Early in my career, I realized I was pretty good at “fitting in.” I saw nothing wrong with it. In fact, I was well liked and respected. And as I grew older, fitting in became even more important to me. Unfortunately, over time as you try to “fit in,” something happens – you begin to compromise.
First, let me say that compromise is not a dirty word. On the contrary, everyday life and circumstances call for compromise. Some compromising choices can include a radio station that everyone in the car can tolerate; choosing a restaurant that will satisfy the tastes of everyone, and which movie to watch that will entertain everyone. But when compromise becomes your way of life to “fit in” it gets easy to give away too much …
Women are especially conditioned to “please others.” Additionally, if one has ADD, you may feel the need to be on the good side of others because it is likely just a matter of time before we will need to make an apology! Between the cultural issues and ADD symptoms, compromise can be become a regular part of life.
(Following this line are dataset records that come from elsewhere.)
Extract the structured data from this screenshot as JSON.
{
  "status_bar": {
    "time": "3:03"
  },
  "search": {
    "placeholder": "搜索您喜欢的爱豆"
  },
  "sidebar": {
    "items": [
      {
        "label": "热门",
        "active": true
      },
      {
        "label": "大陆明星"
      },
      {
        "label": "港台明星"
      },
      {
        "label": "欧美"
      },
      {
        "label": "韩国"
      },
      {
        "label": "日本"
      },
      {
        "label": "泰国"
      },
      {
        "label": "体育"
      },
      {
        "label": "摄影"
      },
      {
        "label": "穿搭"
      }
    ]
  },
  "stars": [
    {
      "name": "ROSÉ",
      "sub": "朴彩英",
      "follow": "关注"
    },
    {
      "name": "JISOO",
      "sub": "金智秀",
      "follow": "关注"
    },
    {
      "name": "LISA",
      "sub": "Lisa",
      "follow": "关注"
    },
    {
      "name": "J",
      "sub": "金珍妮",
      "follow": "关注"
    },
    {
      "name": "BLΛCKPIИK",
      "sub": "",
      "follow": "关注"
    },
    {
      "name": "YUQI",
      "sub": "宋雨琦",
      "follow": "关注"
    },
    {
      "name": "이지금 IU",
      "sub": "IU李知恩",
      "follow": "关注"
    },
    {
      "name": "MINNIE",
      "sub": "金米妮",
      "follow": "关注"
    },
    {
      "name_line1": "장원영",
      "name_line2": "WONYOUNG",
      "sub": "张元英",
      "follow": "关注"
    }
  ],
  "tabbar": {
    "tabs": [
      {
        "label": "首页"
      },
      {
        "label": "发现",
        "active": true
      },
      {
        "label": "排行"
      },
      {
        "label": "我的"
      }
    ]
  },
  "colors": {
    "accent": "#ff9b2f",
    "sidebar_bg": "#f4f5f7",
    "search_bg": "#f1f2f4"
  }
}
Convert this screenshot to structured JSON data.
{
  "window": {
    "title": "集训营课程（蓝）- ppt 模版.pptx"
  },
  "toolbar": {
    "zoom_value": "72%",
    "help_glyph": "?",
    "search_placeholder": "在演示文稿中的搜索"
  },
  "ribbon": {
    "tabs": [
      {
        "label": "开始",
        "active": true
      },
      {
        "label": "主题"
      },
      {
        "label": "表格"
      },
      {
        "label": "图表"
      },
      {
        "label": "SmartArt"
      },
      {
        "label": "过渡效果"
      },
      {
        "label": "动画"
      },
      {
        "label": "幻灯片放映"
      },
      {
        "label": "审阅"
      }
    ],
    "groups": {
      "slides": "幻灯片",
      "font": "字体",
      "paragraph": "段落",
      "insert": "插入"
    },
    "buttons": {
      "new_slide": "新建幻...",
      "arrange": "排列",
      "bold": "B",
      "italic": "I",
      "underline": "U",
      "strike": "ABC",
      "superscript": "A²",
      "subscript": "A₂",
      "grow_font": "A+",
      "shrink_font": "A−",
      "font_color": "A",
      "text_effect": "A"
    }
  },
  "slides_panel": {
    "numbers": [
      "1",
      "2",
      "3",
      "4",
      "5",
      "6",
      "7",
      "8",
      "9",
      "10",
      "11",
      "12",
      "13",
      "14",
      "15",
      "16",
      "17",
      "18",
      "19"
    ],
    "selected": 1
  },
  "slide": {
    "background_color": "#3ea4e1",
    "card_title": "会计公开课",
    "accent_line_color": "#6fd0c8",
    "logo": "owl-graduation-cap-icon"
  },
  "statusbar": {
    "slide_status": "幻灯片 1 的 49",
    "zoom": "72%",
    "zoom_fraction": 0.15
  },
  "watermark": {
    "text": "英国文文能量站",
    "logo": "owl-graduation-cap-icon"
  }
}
I call this the “double whammy” of ADD.
So how do you know when to say when to the compromise of fitting in? Has your ability to compromise gone too far? There are two gut check questions that help me know when I am getting close to fitting in:
- Am I thinking of pleasing others’ expectations more than my own?
- How much am I changing (or hiding) myself to meet the expectations of others?
Using these gut check questions help me determine more strategically my decision to join a community. I live on my terms and honestly share my thoughts and convictions rather than try to blend in. By being aware of the difference between “fitting in” and “belonging”, I consciously choose to belong. When I start to feel I am worrying more about what others think of me and I start to disregard or ignore my own inner voice, I stop and ask myself what I am going to choose – “fitting in” or “belonging.” Which will you choose?